Risk factors and outcomes for the Q151M and T69 insertion HIV-1 resistance mutations in historic UK data

Abstract

Background: The prevalence of HIV-1 resistance to antiretroviral therapies (ART) has declined in high-income countries over recent years, but drug resistance remains a substantial concern in many low and middle-income countries. The Q151M and T69 insertion (T69i) resistance mutations in the viral reverse transcriptase gene can reduce susceptibility to all nucleoside/tide analogue reverse transcriptase inhibitors, motivating the present study to investigate the risk factors and outcomes associated with these mutations.

Methods: We considered all data in the UK HIV Drug Resistance Database for blood samples obtained in the period 1997-2014. Where available, treatment history and patient outcomes were obtained through linkage to the UK Collaborative HIV Cohort study. A matched case-control approach was used to assess risk factors associated with the appearance of each of the mutations in ART-experienced patients, and survival analysis was used to investigate factors associated with viral suppression. A further analysis using matched controls was performed to investigate the impact of each mutation on survival.

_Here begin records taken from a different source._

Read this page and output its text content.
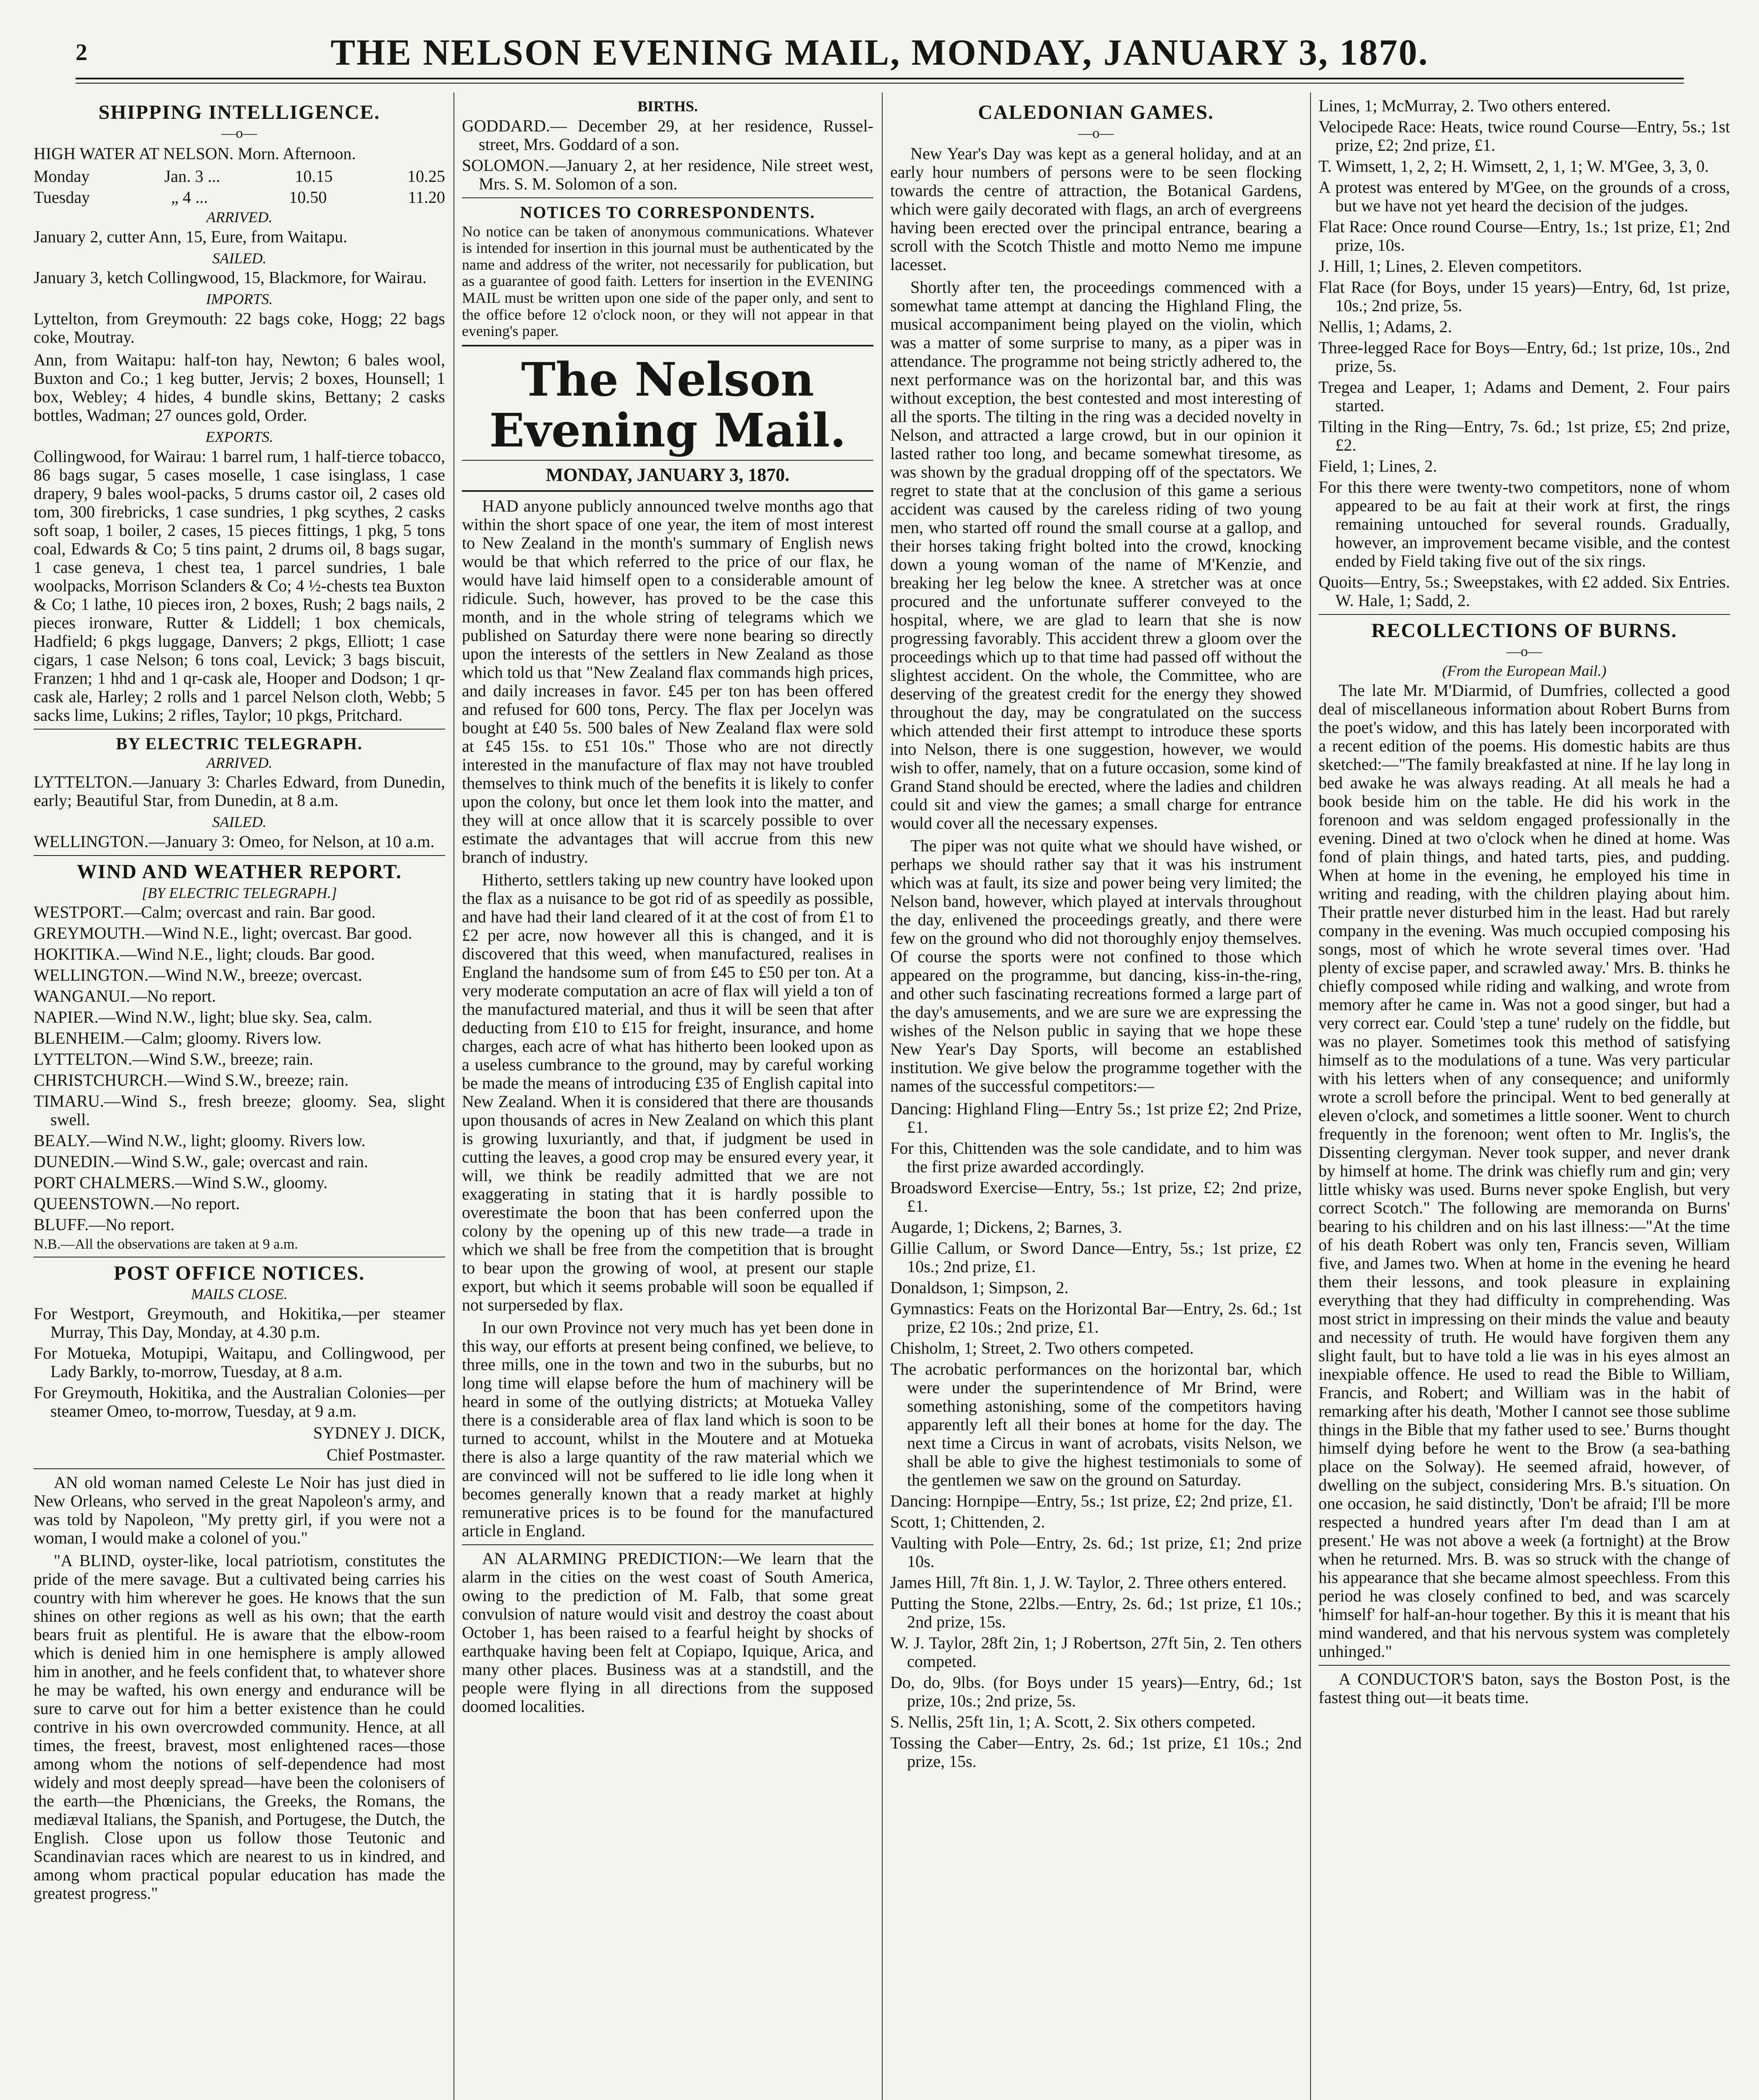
2	THE NELSON EVENING MAIL, MONDAY, JANUARY 3, 1870.
SHIPPING INTELLIGENCE.
—o—
HIGH WATER AT NELSON. Morn. Afternoon.
Monday	Jan. 3 ...	10.15	10.25
Tuesday	„ 4 ...	10.50	11.20
ARRIVED.
January 2, cutter Ann, 15, Eure, from Waitapu.
SAILED.
January 3, ketch Collingwood, 15, Blackmore, for Wairau.
IMPORTS.
Lyttelton, from Greymouth: 22 bags coke, Hogg; 22 bags coke, Moutray.
Ann, from Waitapu: half-ton hay, Newton; 6 bales wool, Buxton and Co.; 1 keg butter, Jervis; 2 boxes, Hounsell; 1 box, Webley; 4 hides, 4 bundle skins, Bettany; 2 casks bottles, Wadman; 27 ounces gold, Order.
EXPORTS.
Collingwood, for Wairau: 1 barrel rum, 1 half-tierce tobacco, 86 bags sugar, 5 cases moselle, 1 case isinglass, 1 case drapery, 9 bales wool-packs, 5 drums castor oil, 2 cases old tom, 300 firebricks, 1 case sundries, 1 pkg scythes, 2 casks soft soap, 1 boiler, 2 cases, 15 pieces fittings, 1 pkg, 5 tons coal, Edwards & Co; 5 tins paint, 2 drums oil, 8 bags sugar, 1 case geneva, 1 chest tea, 1 parcel sundries, 1 bale woolpacks, Morrison Sclanders & Co; 4 ½-chests tea Buxton & Co; 1 lathe, 10 pieces iron, 2 boxes, Rush; 2 bags nails, 2 pieces ironware, Rutter & Liddell; 1 box chemicals, Hadfield; 6 pkgs luggage, Danvers; 2 pkgs, Elliott; 1 case cigars, 1 case Nelson; 6 tons coal, Levick; 3 bags biscuit, Franzen; 1 hhd and 1 qr-cask ale, Hooper and Dodson; 1 qr-cask ale, Harley; 2 rolls and 1 parcel Nelson cloth, Webb; 5 sacks lime, Lukins; 2 rifles, Taylor; 10 pkgs, Pritchard.
BY ELECTRIC TELEGRAPH.
ARRIVED.
LYTTELTON.—January 3: Charles Edward, from Dunedin, early; Beautiful Star, from Dunedin, at 8 a.m.
SAILED.
WELLINGTON.—January 3: Omeo, for Nelson, at 10 a.m.
WIND AND WEATHER REPORT.
[BY ELECTRIC TELEGRAPH.]
WESTPORT.—Calm; overcast and rain. Bar good.
GREYMOUTH.—Wind N.E., light; overcast. Bar good.
HOKITIKA.—Wind N.E., light; clouds. Bar good.
WELLINGTON.—Wind N.W., breeze; overcast.
WANGANUI.—No report.
NAPIER.—Wind N.W., light; blue sky. Sea, calm.
BLENHEIM.—Calm; gloomy. Rivers low.
LYTTELTON.—Wind S.W., breeze; rain.
CHRISTCHURCH.—Wind S.W., breeze; rain.
TIMARU.—Wind S., fresh breeze; gloomy. Sea, slight swell.
BEALY.—Wind N.W., light; gloomy. Rivers low.
DUNEDIN.—Wind S.W., gale; overcast and rain.
PORT CHALMERS.—Wind S.W., gloomy.
QUEENSTOWN.—No report.
BLUFF.—No report.
N.B.—All the observations are taken at 9 a.m.
POST OFFICE NOTICES.
MAILS CLOSE.
For Westport, Greymouth, and Hokitika,—per steamer Murray, This Day, Monday, at 4.30 p.m.
For Motueka, Motupipi, Waitapu, and Collingwood, per Lady Barkly, to-morrow, Tuesday, at 8 a.m.
For Greymouth, Hokitika, and the Australian Colonies—per steamer Omeo, to-morrow, Tuesday, at 9 a.m.
SYDNEY J. DICK,
Chief Postmaster.
AN old woman named Celeste Le Noir has just died in New Orleans, who served in the great Napoleon's army, and was told by Napoleon, "My pretty girl, if you were not a woman, I would make a colonel of you."
"A BLIND, oyster-like, local patriotism, constitutes the pride of the mere savage. But a cultivated being carries his country with him wherever he goes. He knows that the sun shines on other regions as well as his own; that the earth bears fruit as plentiful. He is aware that the elbow-room which is denied him in one hemisphere is amply allowed him in another, and he feels confident that, to whatever shore he may be wafted, his own energy and endurance will be sure to carve out for him a better existence than he could contrive in his own overcrowded community. Hence, at all times, the freest, bravest, most enlightened races—those among whom the notions of self-dependence had most widely and most deeply spread—have been the colonisers of the earth—the Phœnicians, the Greeks, the Romans, the mediæval Italians, the Spanish, and Portugese, the Dutch, the English. Close upon us follow those Teutonic and Scandinavian races which are nearest to us in kindred, and among whom practical popular education has made the greatest progress."
BIRTHS.
GODDARD.— December 29, at her residence, Russel-street, Mrs. Goddard of a son.
SOLOMON.—January 2, at her residence, Nile street west, Mrs. S. M. Solomon of a son.
NOTICES TO CORRESPONDENTS.
No notice can be taken of anonymous communications. Whatever is intended for insertion in this journal must be authenticated by the name and address of the writer, not necessarily for publication, but as a guarantee of good faith. Letters for insertion in the EVENING MAIL must be written upon one side of the paper only, and sent to the office before 12 o'clock noon, or they will not appear in that evening's paper.
The Nelson Evening Mail.
MONDAY, JANUARY 3, 1870.
HAD anyone publicly announced twelve months ago that within the short space of one year, the item of most interest to New Zealand in the month's summary of English news would be that which referred to the price of our flax, he would have laid himself open to a considerable amount of ridicule. Such, however, has proved to be the case this month, and in the whole string of telegrams which we published on Saturday there were none bearing so directly upon the interests of the settlers in New Zealand as those which told us that "New Zealand flax commands high prices, and daily increases in favor. £45 per ton has been offered and refused for 600 tons, Percy. The flax per Jocelyn was bought at £40 5s. 500 bales of New Zealand flax were sold at £45 15s. to £51 10s." Those who are not directly interested in the manufacture of flax may not have troubled themselves to think much of the benefits it is likely to confer upon the colony, but once let them look into the matter, and they will at once allow that it is scarcely possible to over estimate the advantages that will accrue from this new branch of industry.
Hitherto, settlers taking up new country have looked upon the flax as a nuisance to be got rid of as speedily as possible, and have had their land cleared of it at the cost of from £1 to £2 per acre, now however all this is changed, and it is discovered that this weed, when manufactured, realises in England the handsome sum of from £45 to £50 per ton. At a very moderate computation an acre of flax will yield a ton of the manufactured material, and thus it will be seen that after deducting from £10 to £15 for freight, insurance, and home charges, each acre of what has hitherto been looked upon as a useless cumbrance to the ground, may by careful working be made the means of introducing £35 of English capital into New Zealand. When it is considered that there are thousands upon thousands of acres in New Zealand on which this plant is growing luxuriantly, and that, if judgment be used in cutting the leaves, a good crop may be ensured every year, it will, we think be readily admitted that we are not exaggerating in stating that it is hardly possible to overestimate the boon that has been conferred upon the colony by the opening up of this new trade—a trade in which we shall be free from the competition that is brought to bear upon the growing of wool, at present our staple export, but which it seems probable will soon be equalled if not surperseded by flax.
In our own Province not very much has yet been done in this way, our efforts at present being confined, we believe, to three mills, one in the town and two in the suburbs, but no long time will elapse before the hum of machinery will be heard in some of the outlying districts; at Motueka Valley there is a considerable area of flax land which is soon to be turned to account, whilst in the Moutere and at Motueka there is also a large quantity of the raw material which we are convinced will not be suffered to lie idle long when it becomes generally known that a ready market at highly remunerative prices is to be found for the manufactured article in England.
AN ALARMING PREDICTION:—We learn that the alarm in the cities on the west coast of South America, owing to the prediction of M. Falb, that some great convulsion of nature would visit and destroy the coast about October 1, has been raised to a fearful height by shocks of earthquake having been felt at Copiapo, Iquique, Arica, and many other places. Business was at a standstill, and the people were flying in all directions from the supposed doomed localities.
CALEDONIAN GAMES.
—o—
New Year's Day was kept as a general holiday, and at an early hour numbers of persons were to be seen flocking towards the centre of attraction, the Botanical Gardens, which were gaily decorated with flags, an arch of evergreens having been erected over the principal entrance, bearing a scroll with the Scotch Thistle and motto Nemo me impune lacesset.
Shortly after ten, the proceedings commenced with a somewhat tame attempt at dancing the Highland Fling, the musical accompaniment being played on the violin, which was a matter of some surprise to many, as a piper was in attendance. The programme not being strictly adhered to, the next performance was on the horizontal bar, and this was without exception, the best contested and most interesting of all the sports. The tilting in the ring was a decided novelty in Nelson, and attracted a large crowd, but in our opinion it lasted rather too long, and became somewhat tiresome, as was shown by the gradual dropping off of the spectators. We regret to state that at the conclusion of this game a serious accident was caused by the careless riding of two young men, who started off round the small course at a gallop, and their horses taking fright bolted into the crowd, knocking down a young woman of the name of M'Kenzie, and breaking her leg below the knee. A stretcher was at once procured and the unfortunate sufferer conveyed to the hospital, where, we are glad to learn that she is now progressing favorably. This accident threw a gloom over the proceedings which up to that time had passed off without the slightest accident. On the whole, the Committee, who are deserving of the greatest credit for the energy they showed throughout the day, may be congratulated on the success which attended their first attempt to introduce these sports into Nelson, there is one suggestion, however, we would wish to offer, namely, that on a future occasion, some kind of Grand Stand should be erected, where the ladies and children could sit and view the games; a small charge for entrance would cover all the necessary expenses.
The piper was not quite what we should have wished, or perhaps we should rather say that it was his instrument which was at fault, its size and power being very limited; the Nelson band, however, which played at intervals throughout the day, enlivened the proceedings greatly, and there were few on the ground who did not thoroughly enjoy themselves. Of course the sports were not confined to those which appeared on the programme, but dancing, kiss-in-the-ring, and other such fascinating recreations formed a large part of the day's amusements, and we are sure we are expressing the wishes of the Nelson public in saying that we hope these New Year's Day Sports, will become an established institution. We give below the programme together with the names of the successful competitors:—
Dancing: Highland Fling—Entry 5s.; 1st prize £2; 2nd Prize, £1.
For this, Chittenden was the sole candidate, and to him was the first prize awarded accordingly.
Broadsword Exercise—Entry, 5s.; 1st prize, £2; 2nd prize, £1.
Augarde, 1; Dickens, 2; Barnes, 3.
Gillie Callum, or Sword Dance—Entry, 5s.; 1st prize, £2 10s.; 2nd prize, £1.
Donaldson, 1; Simpson, 2.
Gymnastics: Feats on the Horizontal Bar—Entry, 2s. 6d.; 1st prize, £2 10s.; 2nd prize, £1.
Chisholm, 1; Street, 2. Two others competed.
The acrobatic performances on the horizontal bar, which were under the superintendence of Mr Brind, were something astonishing, some of the competitors having apparently left all their bones at home for the day. The next time a Circus in want of acrobats, visits Nelson, we shall be able to give the highest testimonials to some of the gentlemen we saw on the ground on Saturday.
Dancing: Hornpipe—Entry, 5s.; 1st prize, £2; 2nd prize, £1.
Scott, 1; Chittenden, 2.
Vaulting with Pole—Entry, 2s. 6d.; 1st prize, £1; 2nd prize 10s.
James Hill, 7ft 8in. 1, J. W. Taylor, 2. Three others entered.
Putting the Stone, 22lbs.—Entry, 2s. 6d.; 1st prize, £1 10s.; 2nd prize, 15s.
W. J. Taylor, 28ft 2in, 1; J Robertson, 27ft 5in, 2. Ten others competed.
Do, do, 9lbs. (for Boys under 15 years)—Entry, 6d.; 1st prize, 10s.; 2nd prize, 5s.
S. Nellis, 25ft 1in, 1; A. Scott, 2. Six others competed.
Tossing the Caber—Entry, 2s. 6d.; 1st prize, £1 10s.; 2nd prize, 15s.
Lines, 1; McMurray, 2. Two others entered.
Velocipede Race: Heats, twice round Course—Entry, 5s.; 1st prize, £2; 2nd prize, £1.
T. Wimsett, 1, 2, 2; H. Wimsett, 2, 1, 1; W. M'Gee, 3, 3, 0.
A protest was entered by M'Gee, on the grounds of a cross, but we have not yet heard the decision of the judges.
Flat Race: Once round Course—Entry, 1s.; 1st prize, £1; 2nd prize, 10s.
J. Hill, 1; Lines, 2. Eleven competitors.
Flat Race (for Boys, under 15 years)—Entry, 6d, 1st prize, 10s.; 2nd prize, 5s.
Nellis, 1; Adams, 2.
Three-legged Race for Boys—Entry, 6d.; 1st prize, 10s., 2nd prize, 5s.
Tregea and Leaper, 1; Adams and Dement, 2. Four pairs started.
Tilting in the Ring—Entry, 7s. 6d.; 1st prize, £5; 2nd prize, £2.
Field, 1; Lines, 2.
For this there were twenty-two competitors, none of whom appeared to be au fait at their work at first, the rings remaining untouched for several rounds. Gradually, however, an improvement became visible, and the contest ended by Field taking five out of the six rings.
Quoits—Entry, 5s.; Sweepstakes, with £2 added. Six Entries. W. Hale, 1; Sadd, 2.
RECOLLECTIONS OF BURNS.
—o—
(From the European Mail.)
The late Mr. M'Diarmid, of Dumfries, collected a good deal of miscellaneous information about Robert Burns from the poet's widow, and this has lately been incorporated with a recent edition of the poems. His domestic habits are thus sketched:—"The family breakfasted at nine. If he lay long in bed awake he was always reading. At all meals he had a book beside him on the table. He did his work in the forenoon and was seldom engaged professionally in the evening. Dined at two o'clock when he dined at home. Was fond of plain things, and hated tarts, pies, and pudding. When at home in the evening, he employed his time in writing and reading, with the children playing about him. Their prattle never disturbed him in the least. Had but rarely company in the evening. Was much occupied composing his songs, most of which he wrote several times over. 'Had plenty of excise paper, and scrawled away.' Mrs. B. thinks he chiefly composed while riding and walking, and wrote from memory after he came in. Was not a good singer, but had a very correct ear. Could 'step a tune' rudely on the fiddle, but was no player. Sometimes took this method of satisfying himself as to the modulations of a tune. Was very particular with his letters when of any consequence; and uniformly wrote a scroll before the principal. Went to bed generally at eleven o'clock, and sometimes a little sooner. Went to church frequently in the forenoon; went often to Mr. Inglis's, the Dissenting clergyman. Never took supper, and never drank by himself at home. The drink was chiefly rum and gin; very little whisky was used. Burns never spoke English, but very correct Scotch." The following are memoranda on Burns' bearing to his children and on his last illness:—"At the time of his death Robert was only ten, Francis seven, William five, and James two. When at home in the evening he heard them their lessons, and took pleasure in explaining everything that they had difficulty in comprehending. Was most strict in impressing on their minds the value and beauty and necessity of truth. He would have forgiven them any slight fault, but to have told a lie was in his eyes almost an inexpiable offence. He used to read the Bible to William, Francis, and Robert; and William was in the habit of remarking after his death, 'Mother I cannot see those sublime things in the Bible that my father used to see.' Burns thought himself dying before he went to the Brow (a sea-bathing place on the Solway). He seemed afraid, however, of dwelling on the subject, considering Mrs. B.'s situation. On one occasion, he said distinctly, 'Don't be afraid; I'll be more respected a hundred years after I'm dead than I am at present.' He was not above a week (a fortnight) at the Brow when he returned. Mrs. B. was so struck with the change of his appearance that she became almost speechless. From this period he was closely confined to bed, and was scarcely 'himself' for half-an-hour together. By this it is meant that his mind wandered, and that his nervous system was completely unhinged."
A CONDUCTOR'S baton, says the Boston Post, is the fastest thing out—it beats time.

Results: A total of 180 patients with Q151M mutation and 85 with T69i mutation were identified, almost entirely from before 2006. Occurrence of both the Q151M and T69i mutations was strongly associated with cumulative period of virological failure while on ART, and for Q151M there was a particular positive association with use of stavudine and negative association with use of boosted-protease inhibitors. Subsequent viral suppression was negatively associated with viral load at sequencing for both mutations, and for Q151M we found a negative association with didanosine use but a positive association with boosted-protease inhibitor use. The results obtained in these analyses were also consistent with potentially large associations with other drugs. Analyses were inconclusive regarding associations between the mutations and mortality, but mortality was high for patients with low CD4 at detection.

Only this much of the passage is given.